Освободившись, она возвратилась в свою котельную, опустевшую после мартовских арестов, и ее за нехваткой рук приняли на работу уборщицей с окладом жалованья в 75 рублей. Об эту пору социал-имперский режим находился уже при последнем издыхании, и один за другим сходили в могилу генеральные секретари, точно по манию Божества. Потом случилось что-то вроде повторения Февральской революции 17-го года, последнего владыку лесов, полей и рек заставили отречься от престола, пошли бесконечные митинги, стычки с милицией и погромы, началась неразбериха снизу доверху, которую увенчал как бы другой большевистский переворот, только наоборот.

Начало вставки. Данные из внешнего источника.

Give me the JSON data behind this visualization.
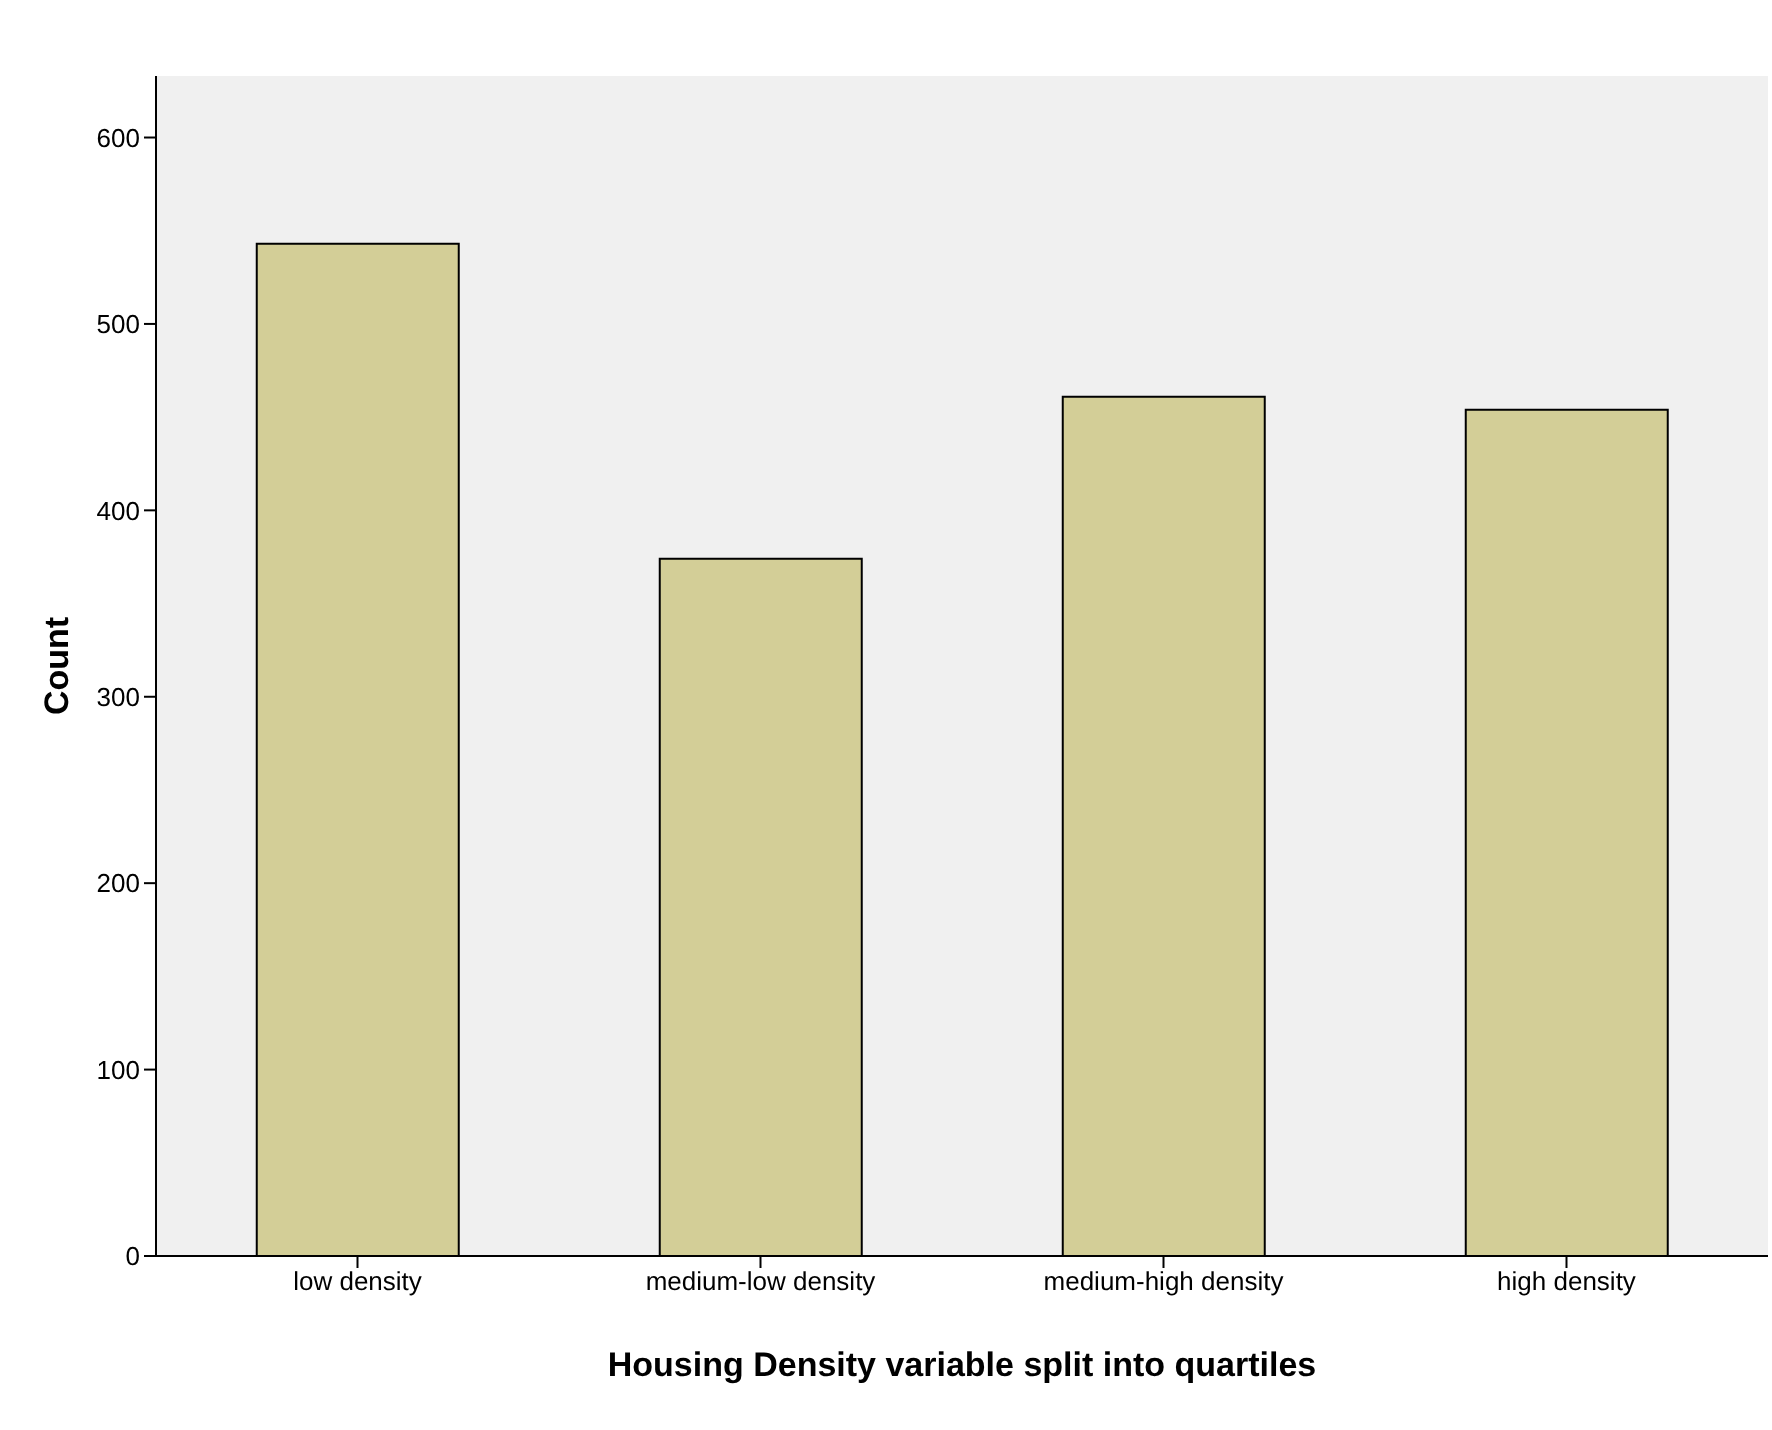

Понятное дело, Галина Петровна была в числе защитников «белого дома» и сполна упилась гибельным восторгом противостояния тирании, через два года она с ужасом наблюдала штурм того же «белого дома» с Бородинского моста, и у нее сердце кровью обливалось от страха за юную свободу, дышавшую на ладан, но дело ко всеобщему удовлетворению обошлось.
Таким образом, сбылись-таки ее чаянья: в России воцарились демократические свободы и оказала себя доминанта гражданских прав. И все бы, кажется, ничего, но вдруг у нее, где-то между гипофизом и правым внутренним ухом, опять зашевелился пресловутый сомнительный червячок. Вроде бы и люди на руководящие посты выдвинулись порядочные, и, кроме Духа Святого, кого угодно можно было безнаказанно аттестовать последними словами, и министерство страшных дел упразднили за ненадобностью, как вдруг подняла голову уркота и заявила на всю страну изустно, печатно и по телевизору: дескать, вот теперь-то настало наше воровское время, теперь мы покажем, кто есть настоящий хозяин в центре и на местах. Поначалу Галина Петровна смело возражала на эту декларацию: дескать, это вы умоетесь, ребята, то есть напротив, для вас пришли последние времена, поскольку русское ворье больше боится гласности, чем тюрьмы. Однако со временем становилось все очевиднее, что уголовный элемент оказался прав — к середине 90-х годов крали уже не заводами даже, а целыми отраслями, гнали за границу эшелон за эшелоном с военной техникой, драгоценной рудой, кругляком, металлоломом и прочим народным добром, «воры в законе» взяли моду покушаться на государственные должности, бандиты захватывали целые города. Начальство между тем надувало щеки и все твердило, что главное — это демократические свободы и доминанта гражданских прав.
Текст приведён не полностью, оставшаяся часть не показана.